An input node that inputs data, an output node that outputs data based on the data input from the input node, a context loop that returns a value representing an internal state of the network from the context output node to the context input node, and a predetermined In a program for causing a computer to execute a process using a recurrent neural network having a regression loop that uses the output from the network at the time of
The next input to the network is generated by adding the output of the output node to the previous input to the network at a predetermined rate, and the next input to the context input node is A program comprising the step of generating an input to the previous context input node by adding the output of the context output node at a predetermined ratio.

An input node that inputs data, an output node that outputs data based on the data input from the input node, a context loop that returns a value representing an internal state of the network from the context output node to the context input node, and a predetermined Learning an initial value to be given to the context input node of an information processing apparatus that performs processing using a recurrent type neural network having a regression loop that uses the output from the network at the time of the next as a next input to the network In the learning device,
A learning apparatus comprising: adjusting means for adjusting an influence of an error in an internal state of the context input node at a predetermined time on an error in the internal state of the context output node at a previous time.

The adjusting means uses a value obtained by dividing an error of the internal state of the context input node at a predetermined time by a positive coefficient as an error of the internal state of the context output node at the previous time, thereby obtaining a predetermined time. The learning apparatus according to claim 6, wherein an influence of an error in an internal state of the context input node in an error on an error in an internal state of the context output node at a previous time is adjusted.

An input node that inputs data, an output node that outputs data based on the data input from the input node, a context loop that returns a value representing an internal state of the network from the context output node to the context input node, and a predetermined Learning an initial value to be given to the context input node of an information processing apparatus that performs processing using a recurrent type neural network having a regression loop that uses the output from the network at the time of the next as a next input to the network In the learning method,
The learning method includes a step of adjusting an influence of an error of an internal state of the context input node at a predetermined time on an error of the internal state of the context output node at a previous time.

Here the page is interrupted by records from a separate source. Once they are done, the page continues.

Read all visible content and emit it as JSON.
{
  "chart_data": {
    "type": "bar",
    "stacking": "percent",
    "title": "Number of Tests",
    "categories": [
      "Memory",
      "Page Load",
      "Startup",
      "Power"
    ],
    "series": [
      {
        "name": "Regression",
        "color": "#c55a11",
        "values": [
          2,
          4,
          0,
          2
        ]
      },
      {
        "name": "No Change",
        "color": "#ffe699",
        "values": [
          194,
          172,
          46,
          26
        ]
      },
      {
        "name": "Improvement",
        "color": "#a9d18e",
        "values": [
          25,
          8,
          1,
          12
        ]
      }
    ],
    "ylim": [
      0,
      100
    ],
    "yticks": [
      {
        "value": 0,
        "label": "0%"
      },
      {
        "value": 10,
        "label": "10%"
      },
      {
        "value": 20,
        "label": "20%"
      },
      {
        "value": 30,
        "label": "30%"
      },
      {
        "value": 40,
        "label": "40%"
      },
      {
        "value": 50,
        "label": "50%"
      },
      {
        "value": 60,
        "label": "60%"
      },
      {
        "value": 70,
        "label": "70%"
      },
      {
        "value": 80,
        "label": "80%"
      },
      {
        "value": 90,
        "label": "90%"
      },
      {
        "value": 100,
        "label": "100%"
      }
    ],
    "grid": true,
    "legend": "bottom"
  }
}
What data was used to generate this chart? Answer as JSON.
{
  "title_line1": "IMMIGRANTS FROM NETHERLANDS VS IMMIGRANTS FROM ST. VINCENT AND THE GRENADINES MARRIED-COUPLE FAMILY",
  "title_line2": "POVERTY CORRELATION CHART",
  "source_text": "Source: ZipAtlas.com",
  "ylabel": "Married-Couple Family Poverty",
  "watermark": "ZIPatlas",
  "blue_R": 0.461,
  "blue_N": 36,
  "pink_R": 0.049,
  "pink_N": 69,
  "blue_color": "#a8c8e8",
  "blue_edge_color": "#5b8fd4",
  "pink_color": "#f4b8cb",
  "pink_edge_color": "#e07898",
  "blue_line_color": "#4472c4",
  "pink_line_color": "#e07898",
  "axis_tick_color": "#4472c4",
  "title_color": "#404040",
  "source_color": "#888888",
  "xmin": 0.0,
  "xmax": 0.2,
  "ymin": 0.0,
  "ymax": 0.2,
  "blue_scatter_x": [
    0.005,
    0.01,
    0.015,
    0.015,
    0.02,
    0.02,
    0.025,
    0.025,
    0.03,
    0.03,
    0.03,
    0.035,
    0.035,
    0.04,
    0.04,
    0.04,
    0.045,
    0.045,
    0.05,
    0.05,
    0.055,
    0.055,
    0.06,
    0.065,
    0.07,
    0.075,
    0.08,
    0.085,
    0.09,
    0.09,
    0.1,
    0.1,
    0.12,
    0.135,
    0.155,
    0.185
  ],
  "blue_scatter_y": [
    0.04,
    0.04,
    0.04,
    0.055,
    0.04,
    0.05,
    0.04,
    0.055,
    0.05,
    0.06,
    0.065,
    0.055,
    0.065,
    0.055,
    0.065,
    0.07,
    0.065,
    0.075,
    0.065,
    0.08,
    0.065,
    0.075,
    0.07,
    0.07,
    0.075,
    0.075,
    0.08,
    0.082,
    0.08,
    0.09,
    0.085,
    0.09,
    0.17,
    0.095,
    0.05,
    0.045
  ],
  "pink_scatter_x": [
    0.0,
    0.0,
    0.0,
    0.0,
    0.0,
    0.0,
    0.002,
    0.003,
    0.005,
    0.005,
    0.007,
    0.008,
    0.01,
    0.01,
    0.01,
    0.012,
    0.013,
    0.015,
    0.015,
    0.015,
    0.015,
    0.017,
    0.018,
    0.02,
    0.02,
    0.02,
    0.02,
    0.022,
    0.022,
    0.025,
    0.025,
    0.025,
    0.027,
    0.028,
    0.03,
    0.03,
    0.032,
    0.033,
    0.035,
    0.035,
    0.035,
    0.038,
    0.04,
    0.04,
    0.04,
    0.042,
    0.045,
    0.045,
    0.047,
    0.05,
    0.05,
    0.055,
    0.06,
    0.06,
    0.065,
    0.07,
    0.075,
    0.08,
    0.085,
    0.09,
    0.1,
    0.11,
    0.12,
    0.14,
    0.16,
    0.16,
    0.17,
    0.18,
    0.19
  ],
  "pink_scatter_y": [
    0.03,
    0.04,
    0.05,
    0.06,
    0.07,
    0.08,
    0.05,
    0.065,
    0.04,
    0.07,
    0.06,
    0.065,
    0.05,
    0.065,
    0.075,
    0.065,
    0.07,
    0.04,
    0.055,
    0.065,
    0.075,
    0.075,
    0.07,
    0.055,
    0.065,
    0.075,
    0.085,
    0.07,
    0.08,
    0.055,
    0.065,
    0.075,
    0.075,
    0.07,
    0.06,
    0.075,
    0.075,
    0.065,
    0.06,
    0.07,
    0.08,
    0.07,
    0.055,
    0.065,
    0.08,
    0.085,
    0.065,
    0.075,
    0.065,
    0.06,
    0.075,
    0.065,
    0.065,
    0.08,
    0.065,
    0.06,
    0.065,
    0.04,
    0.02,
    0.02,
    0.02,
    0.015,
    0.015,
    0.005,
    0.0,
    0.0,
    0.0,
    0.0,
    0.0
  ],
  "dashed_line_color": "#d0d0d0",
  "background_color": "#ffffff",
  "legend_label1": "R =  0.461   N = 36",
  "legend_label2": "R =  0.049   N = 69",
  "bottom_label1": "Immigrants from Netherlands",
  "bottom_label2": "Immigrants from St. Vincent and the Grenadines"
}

An input node that inputs data, an output node that outputs data based on the data input from the input node, a context loop that returns a value representing an internal state of the network from the context output node to the context input node, and a predetermined Learning an initial value to be given to the context input node of an information processing apparatus that performs processing using a recurrent type neural network having a regression loop that uses the output from the network at the time of the next as a next input to the network In a program that causes a computer to execute processing,
A program comprising a step of adjusting an influence of an error of an internal state of the context input node at a predetermined time on an error of the internal state of the context output node at a previous time.